Even though a phone with a hologram screen has not yet arrived, Marko Ahtisaari’s description of the heads-up user experience may be closer than we think.
In the background, there has been an increase in the development of speech recognition and virtual assistants. For example, Amazon launched Echo in the market over several stages, beginning in November 2014. Now, the device can be found in an estimated four million households in the United States. Initially, the device was considered futile, but partly because of the popularity of the device, Google published a similar device about a month ago called Google Home.
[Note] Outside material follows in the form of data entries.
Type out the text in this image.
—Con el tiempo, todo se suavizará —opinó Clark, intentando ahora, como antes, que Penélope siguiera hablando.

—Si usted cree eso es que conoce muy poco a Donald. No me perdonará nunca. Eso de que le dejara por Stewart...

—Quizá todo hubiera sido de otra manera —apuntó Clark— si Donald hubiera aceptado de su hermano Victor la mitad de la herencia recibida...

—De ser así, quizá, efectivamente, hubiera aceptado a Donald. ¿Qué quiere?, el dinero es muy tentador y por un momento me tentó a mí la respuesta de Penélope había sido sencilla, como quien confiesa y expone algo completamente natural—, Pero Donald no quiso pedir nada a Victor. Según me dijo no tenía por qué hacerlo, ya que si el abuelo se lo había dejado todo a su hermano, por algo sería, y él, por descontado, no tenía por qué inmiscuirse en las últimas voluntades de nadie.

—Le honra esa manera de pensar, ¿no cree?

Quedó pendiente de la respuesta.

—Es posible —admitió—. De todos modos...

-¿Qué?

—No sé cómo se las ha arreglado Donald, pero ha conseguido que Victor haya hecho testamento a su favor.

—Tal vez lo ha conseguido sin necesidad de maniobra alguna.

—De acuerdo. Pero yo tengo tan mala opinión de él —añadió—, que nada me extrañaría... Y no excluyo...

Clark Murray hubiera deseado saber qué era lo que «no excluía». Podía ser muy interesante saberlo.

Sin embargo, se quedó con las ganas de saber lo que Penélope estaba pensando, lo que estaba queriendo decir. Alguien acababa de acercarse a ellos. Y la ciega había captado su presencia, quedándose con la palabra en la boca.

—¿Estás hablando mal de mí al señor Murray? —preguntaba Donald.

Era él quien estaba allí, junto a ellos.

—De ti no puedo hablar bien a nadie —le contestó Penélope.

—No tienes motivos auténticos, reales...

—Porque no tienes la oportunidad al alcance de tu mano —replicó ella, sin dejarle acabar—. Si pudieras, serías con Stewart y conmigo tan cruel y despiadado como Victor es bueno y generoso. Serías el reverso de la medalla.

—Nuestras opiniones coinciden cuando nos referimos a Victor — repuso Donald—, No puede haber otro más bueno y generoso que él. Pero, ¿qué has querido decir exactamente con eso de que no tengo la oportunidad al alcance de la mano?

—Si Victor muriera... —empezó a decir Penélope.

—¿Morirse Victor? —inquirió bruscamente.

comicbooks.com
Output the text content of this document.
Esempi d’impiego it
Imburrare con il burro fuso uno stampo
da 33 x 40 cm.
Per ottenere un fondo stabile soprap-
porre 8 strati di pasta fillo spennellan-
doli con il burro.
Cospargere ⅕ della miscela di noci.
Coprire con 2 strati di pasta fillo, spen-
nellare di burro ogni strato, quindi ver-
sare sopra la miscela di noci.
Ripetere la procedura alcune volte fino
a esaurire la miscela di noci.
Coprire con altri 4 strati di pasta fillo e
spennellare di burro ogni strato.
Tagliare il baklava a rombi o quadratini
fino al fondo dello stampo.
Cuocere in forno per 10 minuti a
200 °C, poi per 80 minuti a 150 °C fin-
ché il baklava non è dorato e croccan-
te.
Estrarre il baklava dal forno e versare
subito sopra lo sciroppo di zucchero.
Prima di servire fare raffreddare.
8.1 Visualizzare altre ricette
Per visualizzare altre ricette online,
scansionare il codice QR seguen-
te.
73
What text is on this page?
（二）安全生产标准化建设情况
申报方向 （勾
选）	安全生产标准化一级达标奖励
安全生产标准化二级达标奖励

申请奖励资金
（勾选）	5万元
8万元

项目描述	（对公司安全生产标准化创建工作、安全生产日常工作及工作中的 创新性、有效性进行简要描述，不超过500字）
Amazon Echo and Google Home are both Bluetooth speakers that are able to identify speech and perform functions on the basis of voice commands. For instance, they can be used to check the weather or the daily news, to change the currently played song, or even to buy products from Amazon* (*although this function not exist doesn’t work in Google Home yet). These technologies are a little bit like the smartphone’s virtual assistants: Apple’s Siri, Microsoft Corona, or Google Now.
If the development of chatbots is combined with the development of speech recognition and virtual assistants, will voice commands be the next way to control devices? If so, audio content will become much more important.
In a few years, over half of the searches in search engines could be done via voice commands. Already, 25% of searches performed using the Windows 10 taskbar are voice searches; in Android devices, 1 in 5 mobile-app searches in the US are voice searches, and share is also growing.
At the moment, the key players in the development of speech recognition and virtual assistants are Amazon and Google. Google is even rumored to be offering their voice assistant to third-party audio hardware developers to get more users for the assistant, which will help it to learn faster and become smarter.
Apple is certainly another good contender to keep an eye on. In connection with the new iPhone launch, many people were disappointed because the headphone jack is no longer included in the phone. Instead, Apple is doing everything possible to get consumers to use Apple’s AirPod headset, which has a microchip, potentially allowing in the future headphones to operate in the same way as Amazon Echo and Google Home.
What does this mean for the marketer? It is difficult to say what it will look like over time. However, it is possible to guess that voice ads will be included in virtual assistants, and, probably, audio ads and content will become more important. It is certain that we will be increasingly connected to the Internet in the future, and not only when our hands are free to use smart devices.